Thursday, September 20, 2007

Students, teachers rally for textbook bill

BY COLBY FRAZIER
DAILY SOUND STAFF WRITER

One hundred and six dollars. That’s what the political science textbook “Empirical Political Analyses” will cost students when they return to UC Santa Barbara this fall for classes.
It’s just one of eight required textbooks that junior political science and environmental studies student Tessa Atkinson-Adams will have to purchase in order to stay afloat in one class.
She’s not alone.
Tens-of-thousands of students across the country are expected to spend about $900 on textbooks this year. It’s a constantly growing amount that doesn’t sit well with Atkinson-Adams, who aside from her studies, is the chair of the UCSB division of CALPIRG (California Student Public Interest Research Group).
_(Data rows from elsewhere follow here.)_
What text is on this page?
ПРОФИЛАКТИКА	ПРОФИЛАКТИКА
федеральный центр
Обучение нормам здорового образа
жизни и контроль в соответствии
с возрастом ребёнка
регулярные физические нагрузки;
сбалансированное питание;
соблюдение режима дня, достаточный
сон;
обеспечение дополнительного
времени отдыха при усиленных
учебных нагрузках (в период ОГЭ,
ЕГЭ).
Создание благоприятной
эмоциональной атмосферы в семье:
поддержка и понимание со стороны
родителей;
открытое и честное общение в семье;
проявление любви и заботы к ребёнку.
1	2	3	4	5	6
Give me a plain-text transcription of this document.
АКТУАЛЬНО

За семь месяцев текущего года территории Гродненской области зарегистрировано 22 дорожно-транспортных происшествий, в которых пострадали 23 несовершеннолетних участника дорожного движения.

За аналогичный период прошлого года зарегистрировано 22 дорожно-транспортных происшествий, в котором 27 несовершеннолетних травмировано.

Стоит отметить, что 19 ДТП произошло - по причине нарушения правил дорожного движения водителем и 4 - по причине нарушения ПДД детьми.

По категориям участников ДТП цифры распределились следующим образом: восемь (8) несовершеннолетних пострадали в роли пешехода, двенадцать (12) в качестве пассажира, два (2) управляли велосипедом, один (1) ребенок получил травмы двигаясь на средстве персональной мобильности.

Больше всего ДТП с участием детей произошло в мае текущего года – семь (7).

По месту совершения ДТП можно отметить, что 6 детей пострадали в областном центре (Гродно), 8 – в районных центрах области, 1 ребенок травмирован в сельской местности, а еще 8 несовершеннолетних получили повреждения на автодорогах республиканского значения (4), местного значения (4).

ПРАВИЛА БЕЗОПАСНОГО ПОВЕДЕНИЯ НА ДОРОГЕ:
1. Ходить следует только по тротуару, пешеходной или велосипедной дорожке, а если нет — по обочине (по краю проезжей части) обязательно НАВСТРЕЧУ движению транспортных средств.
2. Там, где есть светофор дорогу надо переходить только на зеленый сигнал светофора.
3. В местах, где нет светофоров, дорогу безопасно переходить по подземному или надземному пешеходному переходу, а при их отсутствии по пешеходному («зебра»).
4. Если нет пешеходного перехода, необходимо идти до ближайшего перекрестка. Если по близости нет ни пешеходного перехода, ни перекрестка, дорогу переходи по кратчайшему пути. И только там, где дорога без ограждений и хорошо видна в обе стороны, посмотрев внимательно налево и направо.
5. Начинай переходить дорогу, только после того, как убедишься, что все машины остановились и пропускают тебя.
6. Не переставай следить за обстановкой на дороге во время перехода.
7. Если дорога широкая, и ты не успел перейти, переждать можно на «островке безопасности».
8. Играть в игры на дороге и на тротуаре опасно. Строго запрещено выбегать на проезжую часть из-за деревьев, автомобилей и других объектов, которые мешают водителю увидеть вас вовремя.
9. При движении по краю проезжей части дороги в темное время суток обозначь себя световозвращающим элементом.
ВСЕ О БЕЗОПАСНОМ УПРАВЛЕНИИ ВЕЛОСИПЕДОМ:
Atkinson-Adams staged a modest press conference in front of the UCSB bookstore yesterday, where she joined math Professor Martin Scharlemann, Associated Students President Stephanie Brower and Associate Dean of Students Carolyn Buford, to urge Gov. Arnold Schwarzenegger to sign legislation that will help make textbooks more affordable.
“I really feel like there’s no downside to signing this,” Brower said. “I think it’s very unfair to professors and students.”
Scharlemann said he rarely knows the cost of textbooks and when he asks, he gets the run-around from publishing companies.
“We have no information about the pricing of a textbook,” Scharlemann said, adding that he and many of his colleagues would take the sticker price into consideration before ordering books if they knew.
Not only does Scharlemann not know the prices when he orders textbooks, he said publishing companies make it nearly impossible to support the used textbook market because they put out new additions whether they need to or not.
He said in a discipline like calculus, which hasn’t changed much for centuries, there are new additions each year. The only difference from between the different versions, he said, is that the publisher’s change the problem sets so it’s impossible to buy a used book.
In disciplines that don’t have problem sets, such as art textbooks, Brower said textbook companies will simply rearrange the chapters.
She said the re-editioning of textbooks, and its impact on requiring the consumer to purchase new books, is so glaring that she saw a used edition of a book for sale online for slightly higher than one-dollar.
“It’s a market flaw for which it makes sense to have legislation to fix,” Scharlemann said.
That legislation Atkinson-Adams hopes the Gov. Schwarzenegger signs is Senate Bill 832, which has already cruised through the legislature and is expected to make it to the governor’s desk desk in the coming weeks.
According to the State Senate’s web site, the bill will require publishing companies to price their textbooks as affordable as possible, keep textbooks on the market as long as possible, indicate all products they sell, how much they cost and how long they will be on the market and ensure that supplementary items, such as CDs and other items, which are often bundled with the textbook and drive up the costs, can be purchased separately.
The legislation couldn’t be more timely for students and many faculty members, who say statistics gathered in 2005 show textbook and supplies account for 26 percent of the total cost for tuition and fees. At a two-year pubic school, books and supplies account for 72 percent of the total costs.
According to a letter drafted by several UC professors, the cost of textbooks have risen at twice the rate of inflation over the last 20 years.
Atkinson-Adams said bills similar to Senate Bill 832 have been passed in Connecticut and Washington.
Brower told the small crowd gathered about her efforts to buy textbooks online.
She said online shopping is a dangerous thing to do because if you buy the textbook ahead of time, professors sometimes change the syllabus during the first week of class. It an instructor decides the book isn’t needed, Brower said used books bought online are nearly impossible to sell back.
But if you buy them at the bookstore, the costs soar.
“It’s really a double edged sword,” Brower said.
Brower told a story about a professor who asked the students on the first day of class how much they spent on the book. When the professor found out, Brower said the she told the students to take them back.
In an effort to battle the escalating costs, Atkinson-Adams said some professors have made the reading available online, which takes some of the stress off students’ pocket books.
Though those attending the press conference were hopeful the legislation would go through, Atkinson-Adams fears counter legislation, which is supported by textbook companies could prevail.
This legislation is Assembly Bill 1548, which Atkinson-Adams said doesn’t have enough teeth to hold textbook publishers accountable for their business practices.
“It doesn’t really get at the heart of the issue now,” Atkinson-Adams said.
Buford summed up the general feeling, which Atkinson-Adams hopes the governor will hear.
“It’s important that you can afford your books,” Buford said.